Secondo quanto comunicato dal SAP, queste risorse potrebbero essere utilizzate per rinnovare l’indennità info-investigativa, introdurre una specifica indennità per il personale della Polizia Scientifica e creare una nuova indennità di chiamata in servizio per il personale in reperibilità.
Nei prossimi giorni riprenderanno inoltre gli incontri dedicati alla definizione dell’indennità info-investigativa relativa al 2024.
Contratto 2025-2027, aumenti fino a 183 euro lordi
Parallelamente proseguono i lavori per il rinnovo contrattuale che i sindacati auspicano di chiudere entro giugno 2026, consentendo così l’adeguamento delle retribuzioni già dal gennaio 2027.
Le cifre attualmente sul tavolo prevedono aumenti medi di circa 148 euro lordi mensili per il ruolo iniziale degli agenti, pari a circa 100 euro netti, e circa 183 euro lordi per la qualifica di Sovrintendente Capo.

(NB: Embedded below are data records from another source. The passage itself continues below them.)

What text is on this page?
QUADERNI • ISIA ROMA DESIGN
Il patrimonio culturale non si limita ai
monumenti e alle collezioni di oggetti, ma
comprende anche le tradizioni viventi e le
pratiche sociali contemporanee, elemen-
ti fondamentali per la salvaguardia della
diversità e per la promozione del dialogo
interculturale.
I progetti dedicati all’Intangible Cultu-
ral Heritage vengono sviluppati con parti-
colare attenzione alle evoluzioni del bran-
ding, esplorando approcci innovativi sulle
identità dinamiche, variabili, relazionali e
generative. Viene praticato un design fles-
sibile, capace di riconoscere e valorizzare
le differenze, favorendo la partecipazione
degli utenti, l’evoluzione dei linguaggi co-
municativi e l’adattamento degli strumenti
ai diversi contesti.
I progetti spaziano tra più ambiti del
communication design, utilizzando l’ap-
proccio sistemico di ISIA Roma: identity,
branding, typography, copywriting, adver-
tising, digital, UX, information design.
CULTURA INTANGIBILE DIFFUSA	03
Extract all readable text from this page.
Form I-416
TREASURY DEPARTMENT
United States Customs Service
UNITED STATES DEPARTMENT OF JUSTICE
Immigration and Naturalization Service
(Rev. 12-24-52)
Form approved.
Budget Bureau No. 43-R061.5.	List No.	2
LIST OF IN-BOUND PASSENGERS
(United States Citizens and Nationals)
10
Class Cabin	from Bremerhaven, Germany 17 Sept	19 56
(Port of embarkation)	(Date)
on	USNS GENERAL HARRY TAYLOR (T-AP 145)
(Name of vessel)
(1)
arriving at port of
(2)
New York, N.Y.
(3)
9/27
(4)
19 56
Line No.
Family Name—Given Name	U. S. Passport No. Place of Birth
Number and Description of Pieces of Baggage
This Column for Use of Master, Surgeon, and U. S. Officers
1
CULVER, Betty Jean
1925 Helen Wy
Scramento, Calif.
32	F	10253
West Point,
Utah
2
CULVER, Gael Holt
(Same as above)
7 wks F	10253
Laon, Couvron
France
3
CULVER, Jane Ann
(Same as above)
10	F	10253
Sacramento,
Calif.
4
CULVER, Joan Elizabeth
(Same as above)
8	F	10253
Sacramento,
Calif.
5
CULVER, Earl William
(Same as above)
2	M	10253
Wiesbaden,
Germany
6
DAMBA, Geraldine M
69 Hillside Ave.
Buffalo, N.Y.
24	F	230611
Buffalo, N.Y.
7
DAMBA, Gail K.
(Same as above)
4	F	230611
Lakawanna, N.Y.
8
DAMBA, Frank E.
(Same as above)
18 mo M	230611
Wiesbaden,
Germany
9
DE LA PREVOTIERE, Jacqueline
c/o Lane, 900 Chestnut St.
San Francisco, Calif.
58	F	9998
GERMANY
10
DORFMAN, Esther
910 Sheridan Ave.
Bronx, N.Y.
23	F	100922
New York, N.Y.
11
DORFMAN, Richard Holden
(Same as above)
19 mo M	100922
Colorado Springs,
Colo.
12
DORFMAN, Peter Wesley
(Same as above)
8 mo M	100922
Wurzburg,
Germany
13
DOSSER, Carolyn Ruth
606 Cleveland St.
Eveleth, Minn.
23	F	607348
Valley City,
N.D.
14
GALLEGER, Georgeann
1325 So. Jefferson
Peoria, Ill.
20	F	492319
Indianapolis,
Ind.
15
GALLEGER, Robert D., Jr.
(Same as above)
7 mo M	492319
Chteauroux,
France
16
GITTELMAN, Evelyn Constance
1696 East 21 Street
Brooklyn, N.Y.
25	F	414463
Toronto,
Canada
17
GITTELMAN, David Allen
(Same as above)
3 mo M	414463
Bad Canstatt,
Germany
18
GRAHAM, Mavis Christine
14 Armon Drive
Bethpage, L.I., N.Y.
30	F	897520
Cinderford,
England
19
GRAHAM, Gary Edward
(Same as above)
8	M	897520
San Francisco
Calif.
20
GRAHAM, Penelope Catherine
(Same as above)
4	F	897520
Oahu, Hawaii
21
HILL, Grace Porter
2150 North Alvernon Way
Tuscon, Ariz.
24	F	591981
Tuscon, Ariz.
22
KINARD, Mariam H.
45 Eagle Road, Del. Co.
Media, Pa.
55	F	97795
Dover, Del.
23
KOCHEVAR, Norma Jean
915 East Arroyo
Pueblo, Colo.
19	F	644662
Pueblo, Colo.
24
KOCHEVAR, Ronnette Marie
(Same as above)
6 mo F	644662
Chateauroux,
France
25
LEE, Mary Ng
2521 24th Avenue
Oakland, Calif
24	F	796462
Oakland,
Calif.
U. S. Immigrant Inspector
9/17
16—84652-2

A questi si aggiungerebbero circa 18 euro medi mensili destinati alla rivalutazione delle ore di straordinario.
Per il biennio 2025-2026, invece, gli arretrati stimati ammontano a circa 2.400 euro lordi, pari a circa 1.900 euro netti al netto della vacanza contrattuale già corrisposta. Il sindacato ha inoltre sollecitato l’apertura di un confronto sulla previdenza dedicata e ha espresso preoccupazione per eventuali ritardi nella firma del contratto da parte di alcune rappresentanze militari.